María Sharápova presenta en Nueva York, donde se encuentra para participar en el US Open, su nueva marca de caramelos: Sugarpova.

Aunque su imagen se utilice para promocionar numerosas marcas en todo el mundo, ella quería crear un nuevo producto que reflejase su propio estilo y personalidad. Se decidió por los caramelos porque podía ser algo divertido y estiloso. Hay diez sabores diferentes y tienen nombres divertidos y formas extrañas, incluido, claro está, algunos en forma de pelota de tenis.

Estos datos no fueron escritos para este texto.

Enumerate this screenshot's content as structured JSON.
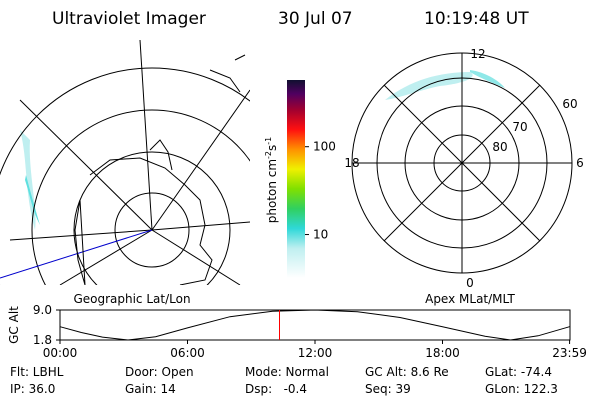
{
  "header": {
    "title": "Ultraviolet Imager",
    "date": "30 Jul 07",
    "time": "10:19:48 UT"
  },
  "geographic_panel": {
    "label": "Geographic Lat/Lon"
  },
  "colorbar": {
    "unit": "photon cm",
    "unit_exp1": "-2",
    "unit_mid": "s",
    "unit_exp2": "-1",
    "scale": "log",
    "range": [
      3.2,
      575
    ],
    "ticks": [
      10,
      100
    ]
  },
  "magnetic_panel": {
    "label": "Apex MLat/MLT",
    "mlt_labels": [
      "12",
      "18",
      "6",
      "0"
    ],
    "mlat_labels": [
      "60",
      "70",
      "80"
    ]
  },
  "altitude_plot": {
    "ylabel": "GC Alt",
    "x": [
      0,
      1,
      2,
      3.2,
      4.5,
      6,
      8,
      10,
      12,
      14,
      16,
      18,
      20,
      21.2,
      22.5,
      23.98
    ],
    "values": [
      5.0,
      3.6,
      2.5,
      1.8,
      2.6,
      4.7,
      7.4,
      8.7,
      9.0,
      8.6,
      7.2,
      5.0,
      2.7,
      1.8,
      2.8,
      5.0
    ],
    "xlim": [
      0,
      24
    ],
    "ylim": [
      1.8,
      9.0
    ],
    "yticks": [
      {
        "value": 9.0,
        "label": "9.0"
      },
      1.8
    ],
    "xticks": [
      {
        "value": 0,
        "label": "00:00"
      },
      {
        "value": 6,
        "label": "06:00"
      },
      {
        "value": 12,
        "label": "12:00"
      },
      {
        "value": 18,
        "label": "18:00"
      },
      {
        "value": 23.98,
        "label": "23:59"
      }
    ],
    "current_time": 10.33,
    "line_color": "#000000",
    "marker_color": "#ff0000"
  },
  "info": {
    "rows": [
      [
        "Flt: LBHL",
        "Door: Open",
        "Mode: Normal",
        "GC Alt: 8.6 Re",
        "GLat: -74.4"
      ],
      [
        "IP: 36.0",
        "Gain: 14",
        "Dsp:   -0.4",
        "Seq: 39",
        "GLon: 122.3"
      ]
    ]
  }
}
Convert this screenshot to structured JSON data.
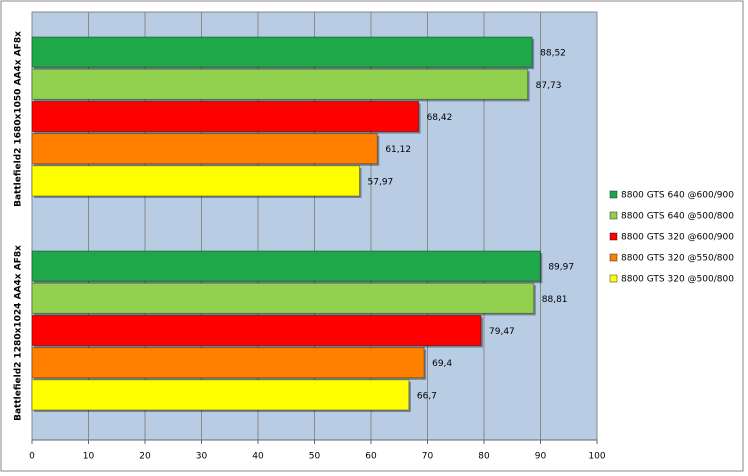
{
  "chart_data": {
    "type": "bar",
    "orientation": "horizontal",
    "categories": [
      "Battlefield2 1680x1050 AA4x AF8x",
      "Battlefield2 1280x1024 AA4x AF8x"
    ],
    "series": [
      {
        "name": "8800 GTS 640 @600/900",
        "color": "#1fa84a",
        "values": [
          88.52,
          89.97
        ],
        "value_labels": [
          "88,52",
          "89,97"
        ]
      },
      {
        "name": "8800 GTS 640 @500/800",
        "color": "#92d050",
        "values": [
          87.73,
          88.81
        ],
        "value_labels": [
          "87,73",
          "88,81"
        ]
      },
      {
        "name": "8800 GTS 320 @600/900",
        "color": "#ff0000",
        "values": [
          68.42,
          79.47
        ],
        "value_labels": [
          "68,42",
          "79,47"
        ]
      },
      {
        "name": "8800 GTS 320 @550/800",
        "color": "#ff8000",
        "values": [
          61.12,
          69.4
        ],
        "value_labels": [
          "61,12",
          "69,4"
        ]
      },
      {
        "name": "8800 GTS 320 @500/800",
        "color": "#ffff00",
        "values": [
          57.97,
          66.7
        ],
        "value_labels": [
          "57,97",
          "66,7"
        ]
      }
    ],
    "xlim": [
      0,
      100
    ],
    "xticks": [
      0,
      10,
      20,
      30,
      40,
      50,
      60,
      70,
      80,
      90,
      100
    ],
    "grid": true,
    "legend": "right"
  }
}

“Es el proyecto más emocionante en el que he participado”, dijo Sharápova, en frente de un escaparate en la Quinta Avenida llena de sus dulces, “porque es mi negocio, mi inversión y mi dinero”. El socio de la tenista en esta iniciativa es el experto Jeff Rubin, fundador de la distribuidora internacional It's Sugar. “No podría encontrar algo parecido en el mercado”, dijo Sharápova, “así que decidí hacer mis propios caramelos, del tipo que vuelve locas a las chicas como yo”.

El nuevo negocio tiene también otro objetivo ya que parte de los beneficios irán a la Fundación María Sharápova que se trabaja con víctimas del desastre de Chernóbil. Los dulces se venderán por internet y las boutiques de los hoteles de lujo de todo el mundo a 5 dólares por paquete.